Abochornados, más bien, desconcertados,
por los vaivenes de este raro estío de la Villa y Corte de los que ya no escapa
ni el experto primo del señor presidente del gobierno, nos sacude la noticia de
que el señor Conde de Abascal, que en compañía de su señora, doña Ana, disfrutaba
de unos días de merecida holganza allende nuestras fronteras, está a punto de
irse a pique en las aguas del Danubio.
En palabras de nuestro discreto
comunicante: El barco en el que surcaban
las aguas del Danubio comenzó a arder y a amenazar con catastrófico desenlace.
La tripulación dispuso la evacuación del pasaje, que fue rescatado por un barco
británico que por allí pasaba.
Después de unos días de desconcierto
y congoja, por fin el propio Conde de Abascal nos hace llegar una nota
tranquilizadora:
Pensé yo que me tocaba remojarme los venerables tegumentos por segunda vez,
al cabo de treinta años, en el proceloso Danubio, y que tomaban cumplida
venganza de mí las musas por aquel soneto en que relaté cómo, otrora, lo había
cruzado in puribus (“Cuando
surqué sus ciénagas remotas/ dejándome las ropas en el suelo,/ gritaban las
vienesas con gran duelo:/ ¡Catad que os ve el Danubio las pelotas…”)
Y añade:
Yo nunca temí (¡salvo por mis muchos pecados!), porque al punto pensé: Si
Garcilaso creyó que había de acabar sus días en mitad del Danubio, y al fin
salió indemne y aun crecido, ¿no han de venir a rescatarme a mí?
Añadiré, en cualquier caso, que me enojó mucho que la embarcación que
acudió a socorrernos luciera bandera inglesa. Pero antes de saltar, pregunté
desde mi cubierta si eran corsarios o anglicanos. Me juraron que no, y así, a
regañadientes, pasé.
Por mor de las noticias de este
feliz desenlace, todo lo que al principio fueron dudas y zozobras se
transformaron en pocas horas en algazaras y celebraciones, y muchos discretos y
discretas, admiradores y servidores agradecidos de la Casa de Abascal, inundan
nuestra redacción con todo tipo de parabienes.

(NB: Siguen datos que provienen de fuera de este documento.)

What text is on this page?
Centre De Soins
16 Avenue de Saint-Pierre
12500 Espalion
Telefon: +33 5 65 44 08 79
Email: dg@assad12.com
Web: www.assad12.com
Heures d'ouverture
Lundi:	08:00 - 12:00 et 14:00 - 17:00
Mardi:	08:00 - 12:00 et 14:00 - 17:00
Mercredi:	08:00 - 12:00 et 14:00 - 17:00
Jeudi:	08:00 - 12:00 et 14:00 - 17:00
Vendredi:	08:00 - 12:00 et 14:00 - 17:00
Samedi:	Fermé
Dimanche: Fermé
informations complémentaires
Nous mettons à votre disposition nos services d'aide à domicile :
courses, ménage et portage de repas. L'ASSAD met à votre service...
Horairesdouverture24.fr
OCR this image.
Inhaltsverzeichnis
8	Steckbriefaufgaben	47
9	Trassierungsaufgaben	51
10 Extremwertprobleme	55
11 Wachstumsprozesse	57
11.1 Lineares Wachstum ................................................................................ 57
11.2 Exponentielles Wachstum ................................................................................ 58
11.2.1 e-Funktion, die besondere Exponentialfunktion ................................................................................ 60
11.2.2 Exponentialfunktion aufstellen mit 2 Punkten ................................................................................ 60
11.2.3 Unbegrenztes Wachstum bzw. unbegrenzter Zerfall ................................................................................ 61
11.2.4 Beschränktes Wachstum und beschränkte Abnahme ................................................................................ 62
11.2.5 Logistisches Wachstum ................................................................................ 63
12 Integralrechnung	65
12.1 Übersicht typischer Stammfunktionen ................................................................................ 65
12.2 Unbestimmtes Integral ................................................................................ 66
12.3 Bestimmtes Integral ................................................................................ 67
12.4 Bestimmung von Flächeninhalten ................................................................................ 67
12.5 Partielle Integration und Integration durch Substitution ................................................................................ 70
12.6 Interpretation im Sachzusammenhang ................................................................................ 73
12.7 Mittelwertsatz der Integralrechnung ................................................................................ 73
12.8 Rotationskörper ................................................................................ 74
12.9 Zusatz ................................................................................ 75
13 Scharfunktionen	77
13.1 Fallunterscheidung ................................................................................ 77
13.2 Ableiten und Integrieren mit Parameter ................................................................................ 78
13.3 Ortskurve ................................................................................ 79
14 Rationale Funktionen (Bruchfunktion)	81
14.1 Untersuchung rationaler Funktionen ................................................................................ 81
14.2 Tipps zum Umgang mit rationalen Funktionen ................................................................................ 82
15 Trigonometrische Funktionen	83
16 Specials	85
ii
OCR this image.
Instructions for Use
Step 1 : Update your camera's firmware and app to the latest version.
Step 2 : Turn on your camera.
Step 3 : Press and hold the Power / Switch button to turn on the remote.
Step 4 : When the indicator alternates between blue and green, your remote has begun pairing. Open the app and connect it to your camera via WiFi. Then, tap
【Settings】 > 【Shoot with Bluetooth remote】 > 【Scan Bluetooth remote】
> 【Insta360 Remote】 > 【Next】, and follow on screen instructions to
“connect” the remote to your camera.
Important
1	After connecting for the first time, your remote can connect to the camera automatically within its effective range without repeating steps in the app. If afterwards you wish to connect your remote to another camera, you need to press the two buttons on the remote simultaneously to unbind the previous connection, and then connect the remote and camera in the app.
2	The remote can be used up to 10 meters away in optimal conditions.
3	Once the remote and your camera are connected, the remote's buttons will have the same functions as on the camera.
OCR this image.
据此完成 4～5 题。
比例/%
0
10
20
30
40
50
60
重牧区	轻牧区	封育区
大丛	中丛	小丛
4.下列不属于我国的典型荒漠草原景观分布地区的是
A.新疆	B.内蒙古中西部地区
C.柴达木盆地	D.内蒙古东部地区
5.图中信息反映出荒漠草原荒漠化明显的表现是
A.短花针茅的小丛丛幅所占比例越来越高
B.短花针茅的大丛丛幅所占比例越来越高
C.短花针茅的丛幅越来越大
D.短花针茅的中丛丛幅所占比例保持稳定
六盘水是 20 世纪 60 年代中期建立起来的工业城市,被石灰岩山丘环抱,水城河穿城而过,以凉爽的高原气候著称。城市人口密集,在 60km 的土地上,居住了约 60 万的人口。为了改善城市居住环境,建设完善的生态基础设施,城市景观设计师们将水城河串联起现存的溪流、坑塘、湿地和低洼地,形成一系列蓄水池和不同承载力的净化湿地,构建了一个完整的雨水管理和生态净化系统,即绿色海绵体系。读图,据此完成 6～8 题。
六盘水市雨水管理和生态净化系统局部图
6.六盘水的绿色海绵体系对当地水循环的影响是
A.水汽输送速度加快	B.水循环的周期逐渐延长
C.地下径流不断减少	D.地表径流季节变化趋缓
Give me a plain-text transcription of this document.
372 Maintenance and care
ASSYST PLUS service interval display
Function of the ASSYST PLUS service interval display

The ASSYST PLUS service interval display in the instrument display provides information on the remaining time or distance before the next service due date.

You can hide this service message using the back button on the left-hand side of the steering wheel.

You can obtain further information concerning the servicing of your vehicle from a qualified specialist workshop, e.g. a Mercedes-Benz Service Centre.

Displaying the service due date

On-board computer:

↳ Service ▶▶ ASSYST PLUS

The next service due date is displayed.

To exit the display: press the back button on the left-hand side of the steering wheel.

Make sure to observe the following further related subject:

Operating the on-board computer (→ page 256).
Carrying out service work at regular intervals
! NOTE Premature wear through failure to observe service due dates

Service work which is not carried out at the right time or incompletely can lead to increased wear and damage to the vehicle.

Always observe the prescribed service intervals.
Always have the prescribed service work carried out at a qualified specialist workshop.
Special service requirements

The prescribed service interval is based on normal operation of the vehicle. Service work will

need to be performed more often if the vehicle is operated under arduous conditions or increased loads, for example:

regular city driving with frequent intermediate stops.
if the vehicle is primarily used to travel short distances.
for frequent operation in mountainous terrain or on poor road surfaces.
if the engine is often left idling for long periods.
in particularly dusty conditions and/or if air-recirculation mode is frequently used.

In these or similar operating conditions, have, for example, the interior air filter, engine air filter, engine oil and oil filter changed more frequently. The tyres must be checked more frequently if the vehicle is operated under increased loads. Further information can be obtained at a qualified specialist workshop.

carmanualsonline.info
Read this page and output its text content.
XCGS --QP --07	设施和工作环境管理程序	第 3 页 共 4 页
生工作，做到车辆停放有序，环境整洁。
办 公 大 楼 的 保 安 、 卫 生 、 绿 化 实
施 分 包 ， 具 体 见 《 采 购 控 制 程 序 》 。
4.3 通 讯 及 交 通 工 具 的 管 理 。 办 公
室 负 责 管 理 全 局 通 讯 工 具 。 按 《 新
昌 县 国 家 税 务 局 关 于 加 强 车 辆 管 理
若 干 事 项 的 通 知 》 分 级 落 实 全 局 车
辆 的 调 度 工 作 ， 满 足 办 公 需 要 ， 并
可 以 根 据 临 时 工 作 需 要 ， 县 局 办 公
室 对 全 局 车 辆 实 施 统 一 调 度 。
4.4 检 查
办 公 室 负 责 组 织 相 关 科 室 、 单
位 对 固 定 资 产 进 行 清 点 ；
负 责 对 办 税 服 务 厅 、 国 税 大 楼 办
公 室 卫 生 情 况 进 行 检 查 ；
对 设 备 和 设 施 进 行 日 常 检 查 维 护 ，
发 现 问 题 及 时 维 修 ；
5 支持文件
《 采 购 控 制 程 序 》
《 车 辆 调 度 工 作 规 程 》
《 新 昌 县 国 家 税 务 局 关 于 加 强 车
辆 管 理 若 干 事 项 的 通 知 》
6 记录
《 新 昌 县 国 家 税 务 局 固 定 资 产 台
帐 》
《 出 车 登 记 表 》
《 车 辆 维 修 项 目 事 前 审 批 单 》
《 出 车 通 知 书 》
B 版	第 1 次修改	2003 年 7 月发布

Algunos en la forma de soneto, al hilo del suceso, y otros, a modo de quintillas, que recogen otros acontecimientos de La Discreta Academia de este estío y que estamos seguros serán muy del gusto del señor Conde y señora.
Iremos publicando algunos de ellos, comenzando por el soneto que nos hace
llegar Tediato (bien conocido por su célebre diccionario):
Suceso que fue
famoso
del naufragio
abascalino
Jamás viera el Danubio proceloso
prodigio tan notable y celebrado
como el que vio aquel día señalado
por el valor del Conde victorioso.
Fuese su barco a pique, mas, calmoso,
mientras crecía el agua en el sollado,
se encaramó a la cofa confiado
y dijo desde allí grave y donoso:
“¡No mengüe agora, hermanos, vuestro brío!
¡No habremos de morir en las remotas
ondas de aqueste cauce tan valiente!”
Tal dijo, y arrojose luego al río,
y fueron salvavidas sus pelotas
triunfantes del fragor de la corriente.